/ Carlos Arturo Fernández U.
“Todo tiempo pasado fue mejor” repetimos con frecuencia. Y muchos creen que esa muletilla se aplica en el campo del arte, mejor que en cualquier otro. Parecería que hoy no existieran artistas tan grandes como en el pasado, que los mejores creadores ya murieron, que no hay quién sea capaz de realizar los trabajos que para aquellos eran habituales, y que los artistas del presente no tienen siquiera los conocimientos técnicos necesarios para producir obras de tal calidad.
< David. Miguel Ángel. 1504
El terreno de la escultura parece dar fundamento de esa mirada nostálgica. Pero quienes piensan que en el mundo ya no hay grandes escultores y que este es un arte casi muerto, tal vez no saben que lo mismo se decía en Italia en la época del Renacimiento del siglo 15, poco antes de la aparición de Miguel Ángel. Ya entonces se afirmaba que los escultores habían perdido el dominio de la anatomía y de las técnicas y que, por eso, se alejaban de la representación de la figura humana y se dedicaban a elaborar formas decorativas o geométricas más simples, con materiales menos complejos que la piedra o el mármol. Tampoco en estos territorios melancólicos han cambiado mucho las sensaciones y los argumentos.

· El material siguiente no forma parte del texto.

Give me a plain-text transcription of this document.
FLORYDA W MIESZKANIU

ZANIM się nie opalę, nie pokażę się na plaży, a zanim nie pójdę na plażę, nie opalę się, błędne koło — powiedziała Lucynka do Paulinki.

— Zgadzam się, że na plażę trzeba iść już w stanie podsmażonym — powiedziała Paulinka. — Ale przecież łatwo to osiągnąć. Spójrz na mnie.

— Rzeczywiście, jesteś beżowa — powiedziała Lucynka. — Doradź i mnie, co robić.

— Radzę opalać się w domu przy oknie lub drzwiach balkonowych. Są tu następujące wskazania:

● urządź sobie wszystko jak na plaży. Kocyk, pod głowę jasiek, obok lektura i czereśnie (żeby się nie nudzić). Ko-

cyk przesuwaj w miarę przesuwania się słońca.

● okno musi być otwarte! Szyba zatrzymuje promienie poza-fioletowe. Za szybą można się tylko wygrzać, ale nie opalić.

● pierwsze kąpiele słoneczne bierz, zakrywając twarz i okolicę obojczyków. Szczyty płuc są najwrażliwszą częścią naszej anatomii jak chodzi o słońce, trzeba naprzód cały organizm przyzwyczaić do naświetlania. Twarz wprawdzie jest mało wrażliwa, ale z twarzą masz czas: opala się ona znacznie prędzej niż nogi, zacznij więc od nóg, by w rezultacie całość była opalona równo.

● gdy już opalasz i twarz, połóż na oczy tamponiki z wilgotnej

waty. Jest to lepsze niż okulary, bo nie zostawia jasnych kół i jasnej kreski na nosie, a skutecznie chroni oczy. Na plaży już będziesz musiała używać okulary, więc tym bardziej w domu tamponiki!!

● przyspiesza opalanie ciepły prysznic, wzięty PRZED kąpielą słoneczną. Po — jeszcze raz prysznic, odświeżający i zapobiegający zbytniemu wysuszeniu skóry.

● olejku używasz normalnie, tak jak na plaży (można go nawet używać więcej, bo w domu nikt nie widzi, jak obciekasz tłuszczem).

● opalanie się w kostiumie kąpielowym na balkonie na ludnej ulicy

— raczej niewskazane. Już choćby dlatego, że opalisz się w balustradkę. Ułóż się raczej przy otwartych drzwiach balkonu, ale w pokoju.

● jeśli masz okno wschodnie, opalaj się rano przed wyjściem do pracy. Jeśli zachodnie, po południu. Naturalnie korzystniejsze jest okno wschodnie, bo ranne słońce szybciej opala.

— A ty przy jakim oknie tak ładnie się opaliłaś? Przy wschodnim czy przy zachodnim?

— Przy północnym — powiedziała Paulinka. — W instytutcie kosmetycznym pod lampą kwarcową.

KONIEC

Por eso, más allá de toda nostalgia, cabe preguntar qué pasa con la escultura y por qué ya no se dedica a los asuntos, formas y técnicas del pasado sino que sigue unos caminos tan diferentes, para los cuales incluso resulta extraño y discutible que sigamos usando la misma palabra (escultura) que, por ejemplo, empleamos para Miguel Ángel: instalaciones, performances, geometría, objetos tomados de la realidad.

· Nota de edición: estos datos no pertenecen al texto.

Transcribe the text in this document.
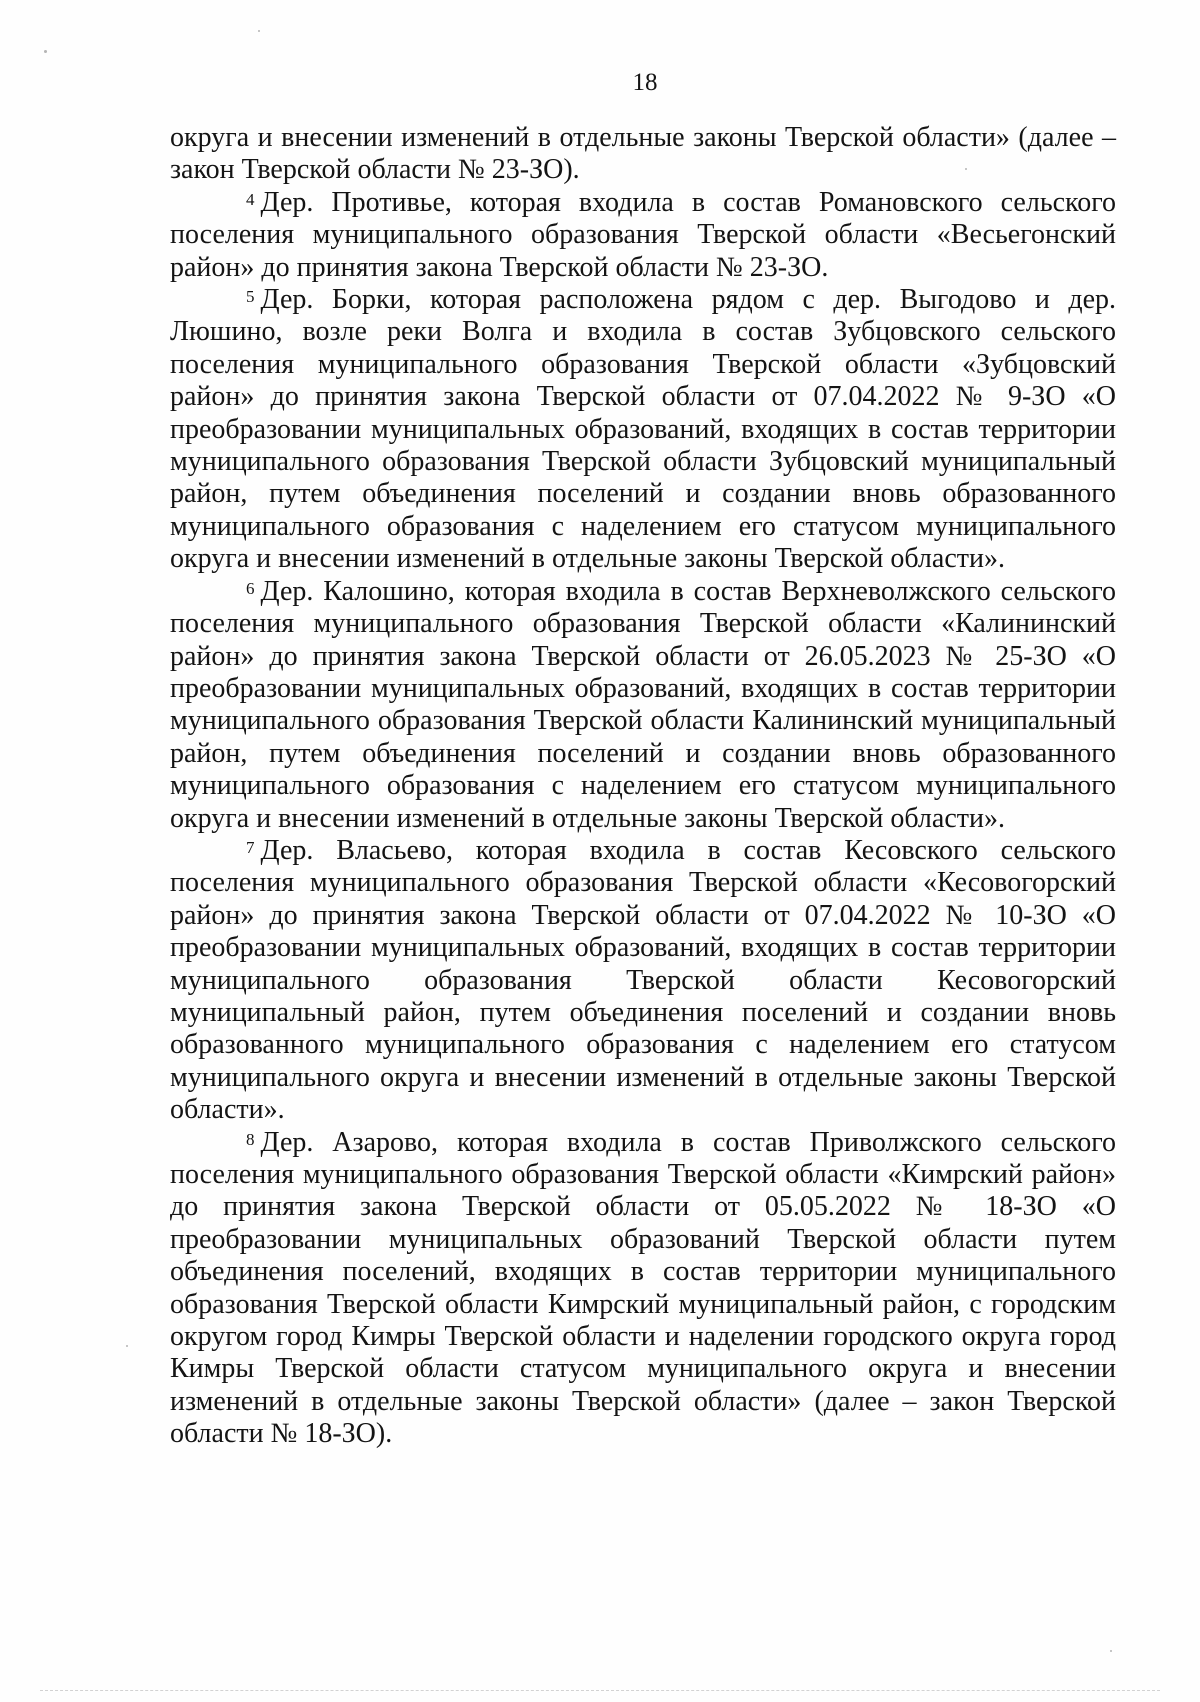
18

округа и внесении изменений в отдельные законы Тверской области» (далее – закон Тверской области № 23-ЗО).

$^4$ Дер. Противье, которая входила в состав Романовского сельского поселения муниципального образования Тверской области «Весьегонский район» до принятия закона Тверской области № 23-ЗО.

$^5$ Дер. Борки, которая расположена рядом с дер. Выгодово и дер. Люшино, возле реки Волга и входила в состав Зубцовского сельского поселения муниципального образования Тверской области «Зубцовский район» до принятия закона Тверской области от 07.04.2022 № 9-ЗО «О преобразовании муниципальных образований, входящих в состав территории муниципального образования Тверской области Зубцовский муниципальный район, путем объединения поселений и создании вновь образованного муниципального образования с наделением его статусом муниципального округа и внесении изменений в отдельные законы Тверской области».

$^6$ Дер. Калошино, которая входила в состав Верхневолжского сельского поселения муниципального образования Тверской области «Калининский район» до принятия закона Тверской области от 26.05.2023 № 25-ЗО «О преобразовании муниципальных образований, входящих в состав территории муниципального образования Тверской области Калининский муниципальный район, путем объединения поселений и создании вновь образованного муниципального образования с наделением его статусом муниципального округа и внесении изменений в отдельные законы Тверской области».

$^7$ Дер. Власьево, которая входила в состав Кесовского сельского поселения муниципального образования Тверской области «Кесовогорский район» до принятия закона Тверской области от 07.04.2022 № 10-ЗО «О преобразовании муниципальных образований, входящих в состав территории муниципального образования Тверской области Кесовогорский муниципальный район, путем объединения поселений и создании вновь образованного муниципального образования с наделением его статусом муниципального округа и внесении изменений в отдельные законы Тверской области».

$^8$ Дер. Азарово, которая входила в состав Приволжского сельского поселения муниципального образования Тверской области «Кимрский район» до принятия закона Тверской области от 05.05.2022 № 18-ЗО «О преобразовании муниципальных образований Тверской области путем объединения поселений, входящих в состав территории муниципального образования Тверской области Кимрский муниципальный район, с городским округом город Кимры Тверской области и наделении городского округа город Кимры Тверской области статусом муниципального округа и внесении изменений в отдельные законы Тверской области» (далее – закон Тверской области № 18-ЗО).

Quizá lo primero debiera ser recordar que, si bien el impulso del arte es esencial en la especie humana, hasta el punto de que todas las culturas tienen arte, sus manifestaciones concretas son históricas y aparecen y desaparecen según exigencias y necesidades sociales. Ya no pintamos cavernas como en la prehistoria; los tiempos de los vitrales y los mosaicos quedaron atrás; la poesía no se transmite de forma oral por cantores que van de pueblo en pueblo repitiéndola de memoria. La vida social ha cambiado y esas formas de arte, aunque sigan existiendo de manera esporádica, ya no son predominantes. En realidad, lo mismo ocurrió con los tipos de la escultura tradicional: aunque no han dejado de existir totalmente, perdieron su predominio porque cambiaron las condiciones sociales.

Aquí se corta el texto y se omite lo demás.